I am helping at a leadership workshop in Europe.
The participants, 32 employees of my client organization who have flown in from 14 countries around the world, have a WhatsApp Group to keep in touch informally during their program journey.
Last night someone shared the attached image.
It’s funny, of course, and was offered in that spirit – but one of the group (a non-British person) came to me later and said, ‘But it’s true, isn’t it, David? How do I know when a British person is just being polite, or is meaning no when they say yes, or is being sarcastic? Can you share any tips?’
I said: You could always ask them. Because that’s true.
We could say ‘Hey, I know you Brits have a reputation about joking a lot, but I’d really like to be sure – how are you really feeling about my proposal?’

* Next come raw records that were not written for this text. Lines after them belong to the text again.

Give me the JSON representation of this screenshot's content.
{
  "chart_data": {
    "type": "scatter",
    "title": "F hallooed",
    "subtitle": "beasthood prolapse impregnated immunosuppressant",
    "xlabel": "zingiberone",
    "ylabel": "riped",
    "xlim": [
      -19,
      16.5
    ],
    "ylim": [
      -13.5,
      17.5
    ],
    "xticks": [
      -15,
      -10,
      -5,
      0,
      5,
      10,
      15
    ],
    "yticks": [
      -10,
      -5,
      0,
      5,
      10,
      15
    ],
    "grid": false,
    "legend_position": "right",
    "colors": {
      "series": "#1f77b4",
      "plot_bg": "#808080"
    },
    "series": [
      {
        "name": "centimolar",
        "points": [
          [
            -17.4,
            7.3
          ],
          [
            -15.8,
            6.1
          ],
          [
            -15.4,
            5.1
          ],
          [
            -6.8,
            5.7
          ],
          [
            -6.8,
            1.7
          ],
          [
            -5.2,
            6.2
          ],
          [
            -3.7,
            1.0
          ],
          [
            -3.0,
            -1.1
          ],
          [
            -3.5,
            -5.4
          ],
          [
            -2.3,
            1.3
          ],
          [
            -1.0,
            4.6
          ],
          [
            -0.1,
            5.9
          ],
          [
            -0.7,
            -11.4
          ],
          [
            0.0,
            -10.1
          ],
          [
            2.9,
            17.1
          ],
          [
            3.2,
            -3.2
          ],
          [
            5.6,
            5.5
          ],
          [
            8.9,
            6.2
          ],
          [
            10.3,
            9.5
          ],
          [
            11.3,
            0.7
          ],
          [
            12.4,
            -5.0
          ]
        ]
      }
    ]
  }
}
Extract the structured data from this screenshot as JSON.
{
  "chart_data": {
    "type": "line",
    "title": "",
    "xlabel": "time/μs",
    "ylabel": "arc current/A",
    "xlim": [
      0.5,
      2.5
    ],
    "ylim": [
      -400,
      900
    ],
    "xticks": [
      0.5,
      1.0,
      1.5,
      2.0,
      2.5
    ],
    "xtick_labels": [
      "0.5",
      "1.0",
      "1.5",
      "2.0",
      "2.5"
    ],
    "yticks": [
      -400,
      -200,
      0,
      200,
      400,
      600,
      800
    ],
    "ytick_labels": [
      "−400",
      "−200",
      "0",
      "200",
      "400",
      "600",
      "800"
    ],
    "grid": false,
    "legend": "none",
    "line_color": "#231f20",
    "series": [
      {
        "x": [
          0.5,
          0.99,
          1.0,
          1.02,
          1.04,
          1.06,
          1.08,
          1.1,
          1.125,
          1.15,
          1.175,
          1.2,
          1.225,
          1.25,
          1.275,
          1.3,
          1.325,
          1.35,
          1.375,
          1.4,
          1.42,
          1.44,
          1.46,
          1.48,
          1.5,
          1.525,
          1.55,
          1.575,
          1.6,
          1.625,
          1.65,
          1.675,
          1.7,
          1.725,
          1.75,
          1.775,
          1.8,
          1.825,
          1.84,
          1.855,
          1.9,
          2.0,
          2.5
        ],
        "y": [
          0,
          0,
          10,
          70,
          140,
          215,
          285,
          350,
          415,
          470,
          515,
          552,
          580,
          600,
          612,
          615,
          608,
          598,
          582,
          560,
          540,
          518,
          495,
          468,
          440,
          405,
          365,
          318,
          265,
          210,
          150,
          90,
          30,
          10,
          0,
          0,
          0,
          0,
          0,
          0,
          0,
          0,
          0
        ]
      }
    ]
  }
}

But many of us would prepare to worry and wonder and guess and imagine what other people are thinking. We could hear what someone said and think ‘Hmm, but I wonder what their real agenda is?’ Or we could compare what they said to what we know about their MBTI profile and think ‘Ah, well, given they are a ISTJ, or an ESPN, what they are probably really thinking …[insert imagined response]!’
Or we could just cut through that mental chatter and pseudo-analysis, and ask. If we value what other people are thinking and feeling – which should matter if we are going to ask them to collaborate with us – then we should pay them the respect of allowing them to articulate their thoughts and emotions for themselves.